Lanie kept her chin up, back straight. She couldn’t let him see how much he’d destroyed her with his callousness.
Ridley turned to her fully, propping a knee up on the bench beside her. “Look, I’ve spoken to Bea and she gets it now. And I get it.”
“Do you?”
“I do. I love you, Lanie. I want us to figure this out because we have a much bigger issue to deal with. Namely, this distance. Now that your cousin’s wedding is over, I know you won’t be coming to England as much anymore. And we’ve finally found someone to take over the coinvestigator position here, so I won’t need to come back and forth quite so often either.”
“So, then it’s over anyway, isn’t it?” Lanie said the words in as casual a manner as she could manage while certain her heart was breaking.
“No, of course not.” Ridley shook his head. “Lanie, we love each other. We know this. So, this can’t be it. It can’t be over.”
He reached for her hand and she pulled it away, clasping both in her lap.
“Why? You live there, I live here. That won’t change, right?” She turned slightly, facing him for the first time.
He was stunned.
“Right?” she insisted.
“I don’t know. I’m not sure what you want me to say,” he echoed her thoughts.
Say I’m important. Say you need me. That you want me. That you’ll move mountains to be with me. Tell me the things you must have told Thyra.

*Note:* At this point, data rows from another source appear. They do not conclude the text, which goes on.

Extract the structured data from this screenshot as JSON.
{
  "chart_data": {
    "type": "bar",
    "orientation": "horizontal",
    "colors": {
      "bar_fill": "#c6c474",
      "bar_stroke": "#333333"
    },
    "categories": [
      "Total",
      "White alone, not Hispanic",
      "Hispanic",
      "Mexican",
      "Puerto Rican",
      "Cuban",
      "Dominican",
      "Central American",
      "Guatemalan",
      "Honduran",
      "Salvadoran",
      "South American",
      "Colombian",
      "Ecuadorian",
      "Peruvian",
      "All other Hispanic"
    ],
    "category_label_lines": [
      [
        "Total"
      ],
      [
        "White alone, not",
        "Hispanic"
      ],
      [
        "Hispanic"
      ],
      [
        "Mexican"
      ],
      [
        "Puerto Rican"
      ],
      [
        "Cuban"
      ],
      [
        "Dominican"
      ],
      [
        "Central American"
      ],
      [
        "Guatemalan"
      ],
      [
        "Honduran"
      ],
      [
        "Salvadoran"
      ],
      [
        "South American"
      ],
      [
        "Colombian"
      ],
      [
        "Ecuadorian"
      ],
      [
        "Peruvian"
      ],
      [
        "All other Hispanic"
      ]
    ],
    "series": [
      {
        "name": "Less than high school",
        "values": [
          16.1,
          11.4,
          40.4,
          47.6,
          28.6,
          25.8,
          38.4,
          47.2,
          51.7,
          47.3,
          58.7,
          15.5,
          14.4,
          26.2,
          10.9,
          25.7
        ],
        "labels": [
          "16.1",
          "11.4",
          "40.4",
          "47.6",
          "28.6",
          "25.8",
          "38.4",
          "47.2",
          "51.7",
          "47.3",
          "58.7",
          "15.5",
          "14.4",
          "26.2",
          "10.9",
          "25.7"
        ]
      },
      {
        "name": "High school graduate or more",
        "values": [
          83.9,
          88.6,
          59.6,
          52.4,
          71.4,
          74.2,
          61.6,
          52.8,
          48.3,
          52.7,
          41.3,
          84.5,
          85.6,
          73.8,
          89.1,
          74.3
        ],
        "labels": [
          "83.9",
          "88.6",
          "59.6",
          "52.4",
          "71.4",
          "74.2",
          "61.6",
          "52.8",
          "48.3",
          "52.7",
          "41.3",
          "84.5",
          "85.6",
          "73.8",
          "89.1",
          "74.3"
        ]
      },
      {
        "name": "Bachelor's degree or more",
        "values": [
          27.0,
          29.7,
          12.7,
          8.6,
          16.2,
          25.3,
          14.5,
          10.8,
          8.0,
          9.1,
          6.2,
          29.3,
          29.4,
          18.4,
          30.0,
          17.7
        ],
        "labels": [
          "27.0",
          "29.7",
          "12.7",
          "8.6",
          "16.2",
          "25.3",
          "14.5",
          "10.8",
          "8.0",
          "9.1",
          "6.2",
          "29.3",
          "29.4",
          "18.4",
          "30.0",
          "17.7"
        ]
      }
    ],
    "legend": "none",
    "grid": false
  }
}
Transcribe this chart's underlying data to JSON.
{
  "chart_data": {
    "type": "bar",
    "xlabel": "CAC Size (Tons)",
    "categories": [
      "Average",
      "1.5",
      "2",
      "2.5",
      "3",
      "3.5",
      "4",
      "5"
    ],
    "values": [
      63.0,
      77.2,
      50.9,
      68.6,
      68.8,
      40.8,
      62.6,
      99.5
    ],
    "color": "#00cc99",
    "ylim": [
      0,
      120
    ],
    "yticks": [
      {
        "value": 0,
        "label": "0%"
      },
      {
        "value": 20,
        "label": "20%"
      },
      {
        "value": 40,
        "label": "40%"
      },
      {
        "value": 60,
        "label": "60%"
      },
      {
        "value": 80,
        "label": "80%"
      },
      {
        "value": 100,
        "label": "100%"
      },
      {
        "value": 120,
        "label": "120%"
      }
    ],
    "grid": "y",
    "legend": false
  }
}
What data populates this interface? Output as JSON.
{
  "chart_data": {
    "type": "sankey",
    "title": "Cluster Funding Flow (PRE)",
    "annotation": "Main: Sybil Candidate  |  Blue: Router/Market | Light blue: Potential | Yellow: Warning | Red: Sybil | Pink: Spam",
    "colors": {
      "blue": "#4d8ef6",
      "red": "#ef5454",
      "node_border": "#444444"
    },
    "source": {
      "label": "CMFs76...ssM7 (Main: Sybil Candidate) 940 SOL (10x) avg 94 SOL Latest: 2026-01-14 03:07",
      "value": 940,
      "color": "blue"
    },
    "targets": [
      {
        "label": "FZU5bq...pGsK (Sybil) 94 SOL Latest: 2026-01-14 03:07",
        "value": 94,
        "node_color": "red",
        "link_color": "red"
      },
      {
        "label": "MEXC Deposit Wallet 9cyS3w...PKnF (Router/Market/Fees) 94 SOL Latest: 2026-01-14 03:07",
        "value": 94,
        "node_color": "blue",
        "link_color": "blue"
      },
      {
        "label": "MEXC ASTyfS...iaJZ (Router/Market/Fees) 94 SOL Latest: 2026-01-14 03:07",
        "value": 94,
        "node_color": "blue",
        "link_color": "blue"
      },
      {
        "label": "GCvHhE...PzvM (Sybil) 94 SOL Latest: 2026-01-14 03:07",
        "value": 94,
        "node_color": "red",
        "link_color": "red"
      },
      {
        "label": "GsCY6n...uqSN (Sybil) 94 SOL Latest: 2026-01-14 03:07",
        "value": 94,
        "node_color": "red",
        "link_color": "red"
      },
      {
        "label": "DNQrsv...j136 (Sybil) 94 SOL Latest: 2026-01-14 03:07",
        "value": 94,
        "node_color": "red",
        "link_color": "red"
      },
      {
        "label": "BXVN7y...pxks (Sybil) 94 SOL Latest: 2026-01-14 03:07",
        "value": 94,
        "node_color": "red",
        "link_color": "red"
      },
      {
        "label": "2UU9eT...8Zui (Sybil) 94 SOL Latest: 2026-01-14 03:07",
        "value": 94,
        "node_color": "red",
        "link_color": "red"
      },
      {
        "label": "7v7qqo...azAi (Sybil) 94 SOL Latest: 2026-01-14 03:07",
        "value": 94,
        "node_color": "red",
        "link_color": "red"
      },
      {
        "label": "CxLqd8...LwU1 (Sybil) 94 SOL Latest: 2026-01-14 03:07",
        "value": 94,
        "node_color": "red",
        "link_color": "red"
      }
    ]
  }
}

Lanie waited. Silence surrounded them. The chapel clock high above the quad struck one. That was her cue.
“Between that day and now, I think you’ve said enough, Ridley: absolutely nothing.”
She thought about Narcisa’s advice. I’m teaching people how to treat me.
“Yes. I think this might be done,” Lanie said, barely keeping the tears out of her voice.
She peered down at the rest of her sandwich in her lap as if that might be what she was talking about instead. Lanie rose from the bench as Ridley watched then walked to the garbage and threw that away too.